Columban Fr Peter Toohey left us to be with Our Lord - who he has served so generously.

Peter was born in Sydney, the fourth of six children. After high school, he entered the Columban seminary and was ordained in July 1963 in St Mary’s Cathedral by Norman Thomas Cardinal Gilroy.

The following year, he travelled to Korea where he began language studies, then worked as an assistant in a number of parishes in Kwangju Archdiocese and took on the role of pastor in Yeongkwang parish in 1969.

In the seminary, Peter quietly went about whatever interested him. He spent many hours in the garden, enjoyed classical music and always signed on for a bushwalk on free days. He was a gentleman who, with a lot of searching, found ways to follow his missionary calling.

Fathers Kelly, O'Hara, Carey and Toohey, [L-R] before sailing for our missions in Korea. Fathers Kelly, O'Hara, Carey and Toohey, [L-R] before sailing for our missions in Korea. Photo: Missionary Society of St Columban

He returned to Australia in 1970. The Columban mission in Korea was not his way.

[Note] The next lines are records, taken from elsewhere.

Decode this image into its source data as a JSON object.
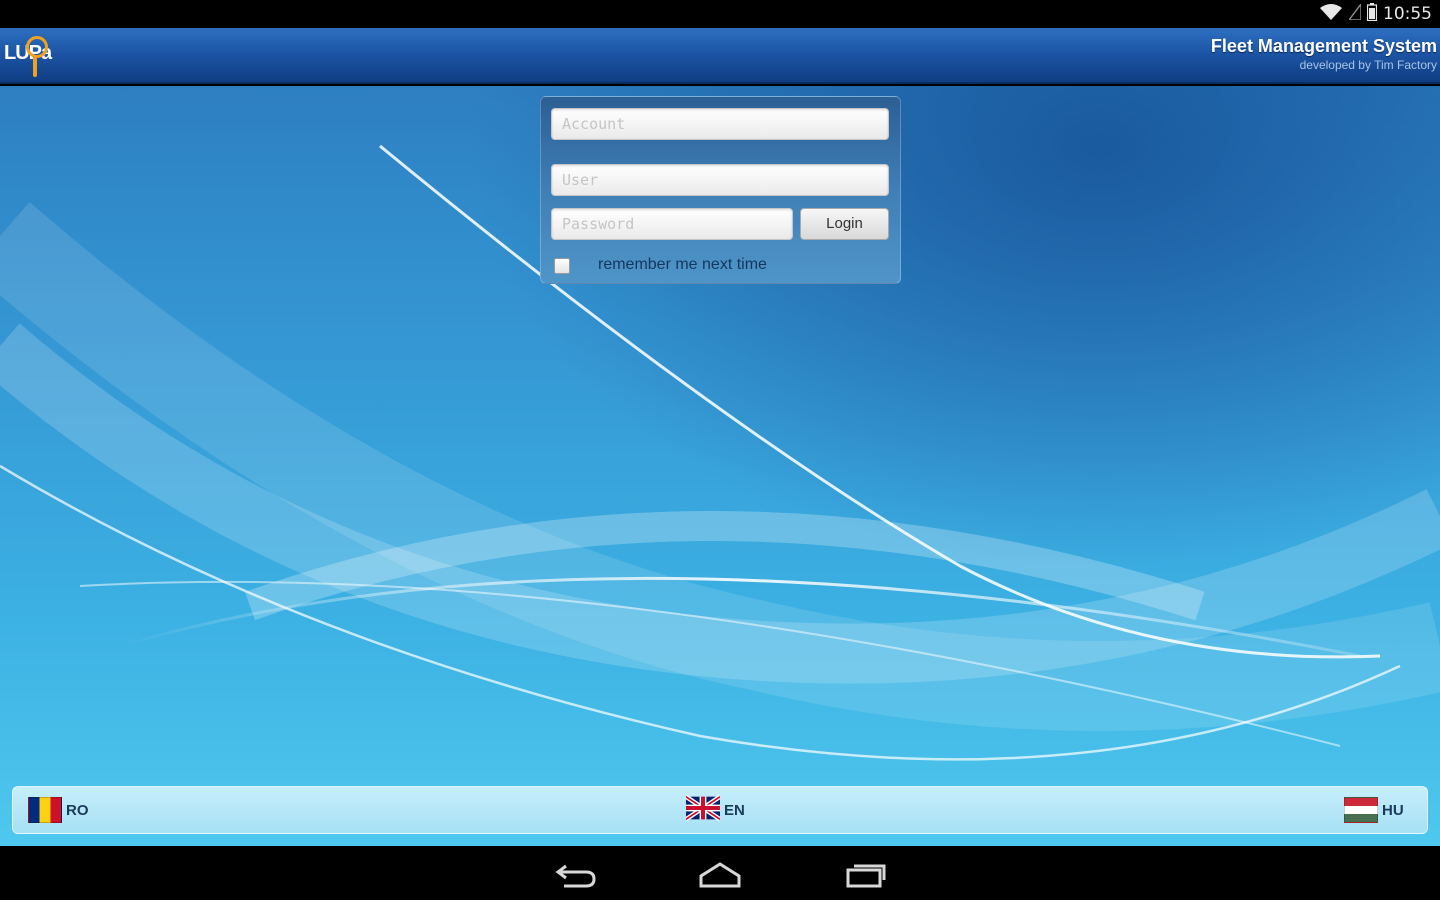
{
  "status_bar": {
    "time": "10:55",
    "icons": [
      "wifi-icon",
      "signal-icon",
      "battery-icon"
    ]
  },
  "header": {
    "logo_text": "LUPa",
    "title": "Fleet Management System",
    "subtitle": "developed by Tim Factory"
  },
  "login": {
    "account_placeholder": "Account",
    "user_placeholder": "User",
    "password_placeholder": "Password",
    "login_label": "Login",
    "remember_label": "remember me next time",
    "remember_checked": false
  },
  "languages": [
    {
      "code": "RO",
      "flag": "romania-flag-icon"
    },
    {
      "code": "EN",
      "flag": "uk-flag-icon"
    },
    {
      "code": "HU",
      "flag": "hungary-flag-icon"
    }
  ],
  "nav": {
    "buttons": [
      "back-icon",
      "home-icon",
      "recent-apps-icon"
    ]
  },
  "colors": {
    "header_blue": "#1d56a6",
    "background_blue": "#3598d4",
    "language_bar": "#b8e8f8"
  }
}
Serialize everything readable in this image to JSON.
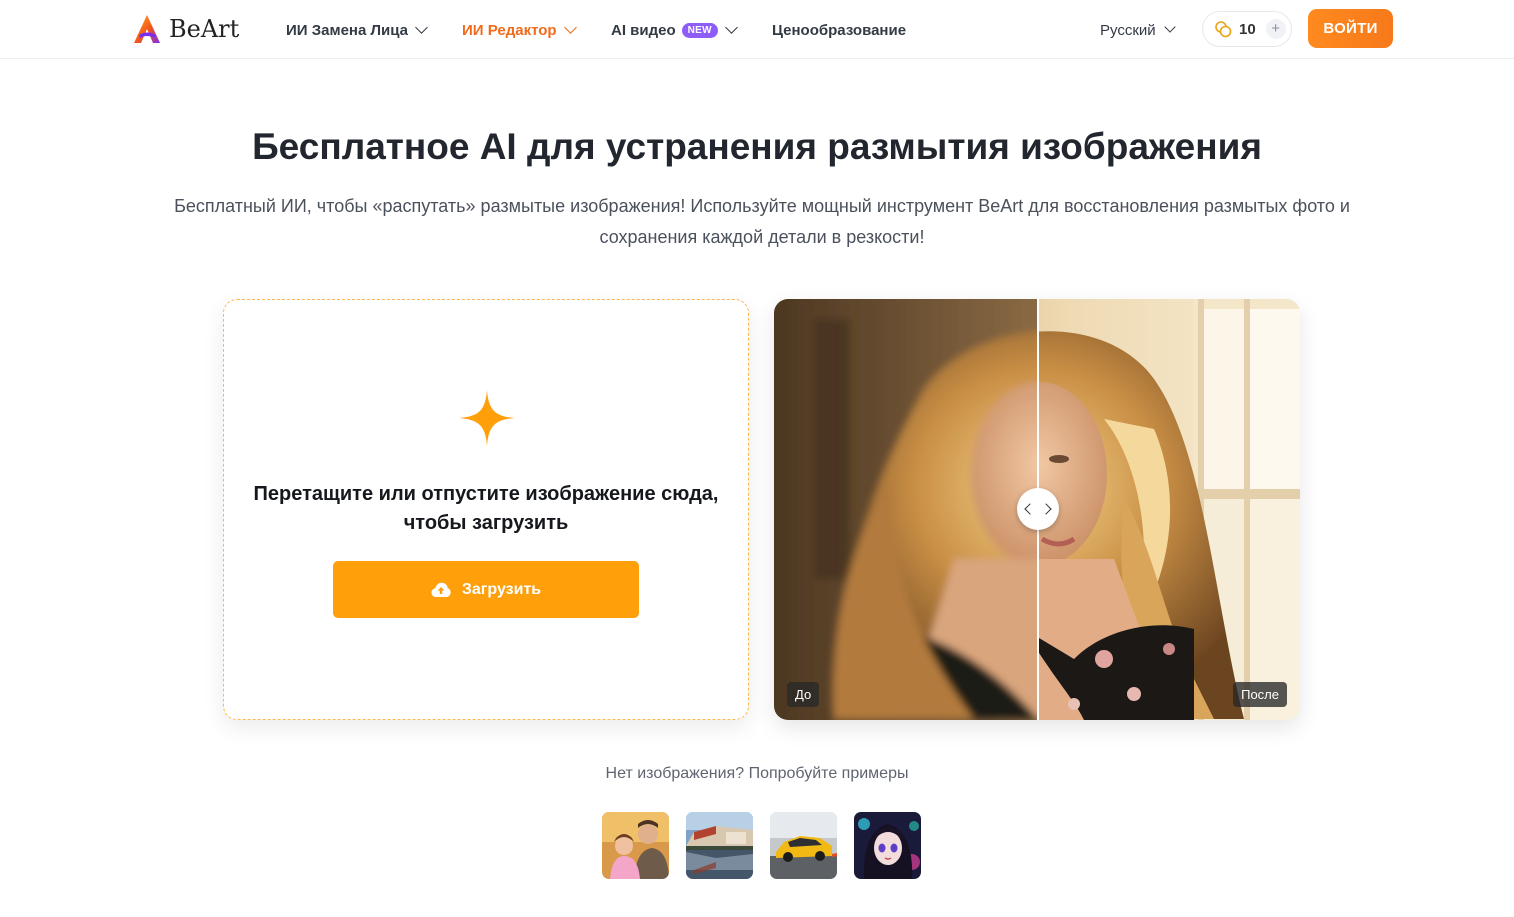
{
  "brand": {
    "name": "BeArt"
  },
  "nav": {
    "items": [
      {
        "label": "ИИ Замена Лица",
        "active": false
      },
      {
        "label": "ИИ Редактор",
        "active": true
      },
      {
        "label": "AI видео",
        "badge": "NEW",
        "active": false
      },
      {
        "label": "Ценообразование",
        "active": false
      }
    ],
    "language": "Русский",
    "credits": "10",
    "credits_add": "+",
    "login": "ВОЙТИ"
  },
  "hero": {
    "title": "Бесплатное AI для устранения размытия изображения",
    "subtitle": "Бесплатный ИИ, чтобы «распутать» размытые изображения! Используйте мощный инструмент BeArt для восстановления размытых фото и сохранения каждой детали в резкости!"
  },
  "upload": {
    "hint": "Перетащите или отпустите изображение сюда, чтобы загрузить",
    "button": "Загрузить"
  },
  "compare": {
    "before_label": "До",
    "after_label": "После",
    "slider_position": 0.5
  },
  "samples": {
    "label": "Нет изображения? Попробуйте примеры",
    "items": [
      "family-photo",
      "street-reflection",
      "yellow-sports-car",
      "anime-girl"
    ]
  },
  "colors": {
    "accent": "#ff9f0a",
    "active_nav": "#f26a1b",
    "badge": "#8e5cf6",
    "login": "#f7791a"
  }
}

He then worked at the Matthew Talbot Hostel for homeless men that was run by the St Vincent de Paul Society in Sydney. He was also chaplain to the Gladesville psychiatric hospital in Sydney. Later, he travelled to Canada to get in touch with Jean Vanier’s L’Arche communities and subsequently helped establish a community in Burwood, a suburb of Sydney. He also worked in the Columban mission in Chile from 1986 to 1989.

On returning to Australia for home leave, he spent some time at the Aboriginal Spiritual Centre, located at Turkey Creek in the Kimberley Region, a remote north-west part of Australia. In 1990, Peter took up an appointment in the Archdiocese of Perth as Chaplain in Aboriginal Ministry, first in Kalgoorlie and then in Perth itself. From the late 90s to 2014, he became the chaplain to three separate prisons in Perth

Peter is always remembered as a person who really loved and cared for everybody but certainly from the viewpoint of the poor and marginalised.

Peter was small in stature but huge in the eyes of those who knew him – huge in a searching faith, in courage, in humility and compassion for all.